Lech and Jaroslaw Kaczynski

Profile: President Lech Kaczynski came to Brussels yesterday to voice Polish fears of German hegemony over Europe, supported by his twin brother Jaroslaw's ringing accusations about Germany's "incomprehensible crimes against Poland" - the murder of six million Poles, half of them Jews, by the Nazis.
President Lech Kaczynski came to Brussels yesterday to voice Polish fears of German hegemony over Europe, supported by his twin brother Jaroslaw's ringing accusations about Germany's "incomprehensible crimes against Poland" - the murder of six million Poles, half of them Jews, by the Nazis.
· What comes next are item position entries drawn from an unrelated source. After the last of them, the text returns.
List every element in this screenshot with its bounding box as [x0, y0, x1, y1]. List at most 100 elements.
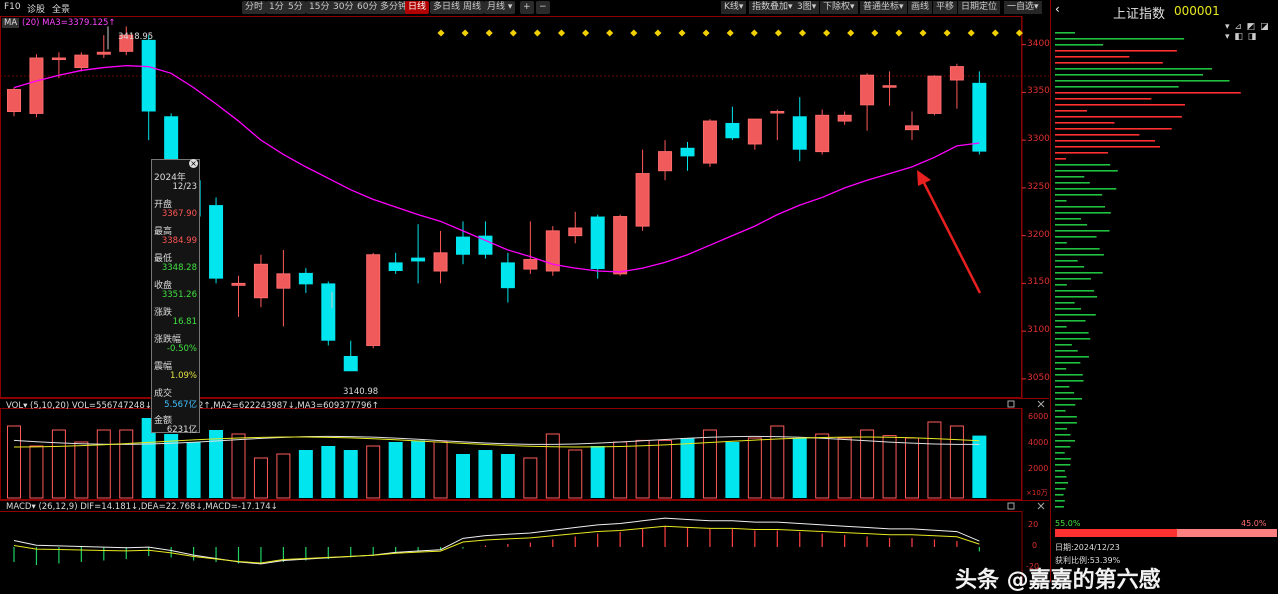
- candle-body-up: [927, 75, 942, 114]
- popup-change-label: 涨跌: [154, 308, 173, 318]
- chip-bar: [1055, 188, 1117, 190]
- period-tab-1[interactable]: 1分: [266, 1, 287, 14]
- candle-body-up: [51, 57, 66, 61]
- chip-bar: [1055, 452, 1065, 454]
- candle-body-up: [635, 173, 650, 227]
- candle-body-up: [882, 85, 897, 88]
- volume-tick: 6000: [1028, 412, 1049, 421]
- volume-bar-up: [96, 429, 111, 499]
- period-tab-10[interactable]: 月线 ▾: [484, 1, 516, 14]
- chip-bar: [1055, 62, 1163, 64]
- volume-bar-down: [388, 442, 403, 498]
- chip-bar: [1055, 398, 1082, 400]
- candle-body-down: [411, 257, 426, 262]
- chip-bar: [1055, 476, 1067, 478]
- popup-high-value: 3384.99: [161, 236, 197, 246]
- period-tab-0[interactable]: 分时: [242, 1, 267, 14]
- chip-bar: [1055, 164, 1111, 166]
- candle-body-down: [972, 82, 987, 152]
- volume-bar-down: [298, 450, 313, 498]
- macd-chart[interactable]: [0, 500, 1050, 582]
- toolbar-button-4[interactable]: 普通坐标▾: [860, 1, 907, 14]
- volume-bar-up: [7, 425, 21, 499]
- chip-bar: [1055, 284, 1067, 286]
- volume-ma-label: 2↑,MA2=622243987↓,MA3=609377796↑: [198, 401, 379, 411]
- volume-bar-up: [658, 439, 673, 499]
- toolbar-button-8[interactable]: 一自选▾: [1004, 1, 1042, 14]
- period-tab-9[interactable]: 周线: [460, 1, 485, 14]
- chip-bar: [1055, 278, 1091, 280]
- zoom-out-button[interactable]: −: [536, 1, 550, 14]
- signal-marker: [847, 29, 855, 37]
- toolbar-link-2[interactable]: 全景: [52, 2, 70, 15]
- volume-bar-up: [949, 425, 964, 499]
- chip-bar: [1055, 344, 1072, 346]
- toolbar-button-2[interactable]: 3图▾: [794, 1, 820, 14]
- candle-info-popup: × 2024年 12/23 开盘 3367.90 最高 3384.99 最低 3…: [151, 159, 200, 435]
- maximize-icon: [1007, 400, 1015, 408]
- toolbar-button-0[interactable]: K线▾: [721, 1, 747, 14]
- volume-bar-down: [972, 435, 987, 498]
- index-title: 上证指数: [1113, 7, 1166, 22]
- chip-bar: [1055, 122, 1115, 124]
- toolbar-button-3[interactable]: 下除权▾: [820, 1, 858, 14]
- candle-body-up: [29, 57, 44, 114]
- volume-bar-up: [523, 457, 538, 499]
- dif-line: [13, 517, 980, 565]
- candle-body-down: [500, 262, 515, 289]
- zoom-in-button[interactable]: +: [520, 1, 534, 14]
- toolbar-button-7[interactable]: 日期定位: [958, 1, 1001, 14]
- chip-bar: [1055, 194, 1103, 196]
- price-tick: 3050: [1027, 372, 1050, 383]
- volume-bar-up: [635, 439, 650, 499]
- volume-bar-up: [276, 453, 291, 499]
- candle-body-down: [680, 147, 695, 157]
- collapse-icon[interactable]: ‹: [1055, 2, 1060, 16]
- signal-marker: [437, 29, 445, 37]
- signal-marker: [919, 29, 927, 37]
- candle-body-down: [141, 39, 156, 112]
- chip-bar: [1055, 326, 1067, 328]
- chip-bar: [1055, 296, 1098, 298]
- chip-bar: [1055, 350, 1078, 352]
- chip-bar: [1055, 98, 1152, 100]
- period-tab-4[interactable]: 30分: [330, 1, 357, 14]
- annotation-arrow: [919, 176, 982, 294]
- toolbar-link-1[interactable]: 诊股: [27, 2, 45, 15]
- close-icon[interactable]: ×: [189, 159, 198, 168]
- period-tab-2[interactable]: 5分: [285, 1, 306, 14]
- toolbar-button-6[interactable]: 平移: [933, 1, 958, 14]
- toolbar-link-0[interactable]: F10: [4, 2, 21, 12]
- period-tab-8[interactable]: 多日线: [430, 1, 464, 14]
- chip-bar: [1055, 32, 1075, 34]
- chip-bar: [1055, 314, 1096, 316]
- toolbar-button-1[interactable]: 指数叠加▾: [749, 1, 796, 14]
- chip-bar: [1055, 422, 1077, 424]
- period-tab-7[interactable]: 日线: [405, 1, 430, 14]
- signal-marker: [991, 29, 999, 37]
- chip-bar: [1055, 494, 1064, 496]
- signal-marker: [509, 29, 517, 37]
- chip-bar: [1055, 260, 1078, 262]
- candle-body-up: [860, 74, 875, 106]
- ma-indicator-tag[interactable]: MA: [2, 18, 20, 28]
- signal-marker: [798, 29, 807, 37]
- chip-bar: [1055, 386, 1070, 388]
- price-tick: 3400: [1027, 38, 1050, 49]
- chip-bar: [1055, 56, 1130, 58]
- volume-bar-down: [725, 442, 740, 498]
- chip-bar: [1055, 440, 1075, 442]
- volume-bar-up: [433, 441, 448, 499]
- price-tick: 3300: [1027, 134, 1050, 145]
- chip-bar: [1055, 152, 1109, 154]
- volume-bar-down: [500, 454, 515, 498]
- chip-bar: [1055, 428, 1068, 430]
- toolbar-button-5[interactable]: 画线: [908, 1, 933, 14]
- volume-bar-up: [545, 433, 560, 499]
- chip-bar: [1055, 470, 1065, 472]
- chip-distribution-panel: ‹ 上证指数 000001 ▾ ⊿ ◩ ◪ ▾ ◧ ◨ 55.0% 45.0% …: [1050, 0, 1278, 582]
- period-tab-3[interactable]: 15分: [306, 1, 333, 14]
- chip-bar: [1055, 146, 1161, 148]
- volume-bar-up: [905, 437, 919, 499]
- candle-body-up: [815, 114, 830, 153]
The Kaczynski twins, Lech and prime minister Jaroslaw, view Berlin as a threat to Polish sovereignty, and are convinced that Chancellor Angela Merkel has abused her role as EU president to push the German national interest.

The brothers were reared on tales of Polish heroism and martyrdom fighting the Nazis from their father, who fought in the Warsaw uprising. When he was mayor of Warsaw, Lech built Poland's first museum to the uprising.

While the Kaczynskis' tactics are criticized abroad as abrasive and isolationist, the fundamental anti-German Polish position enjoys cross-party and broad public support at home.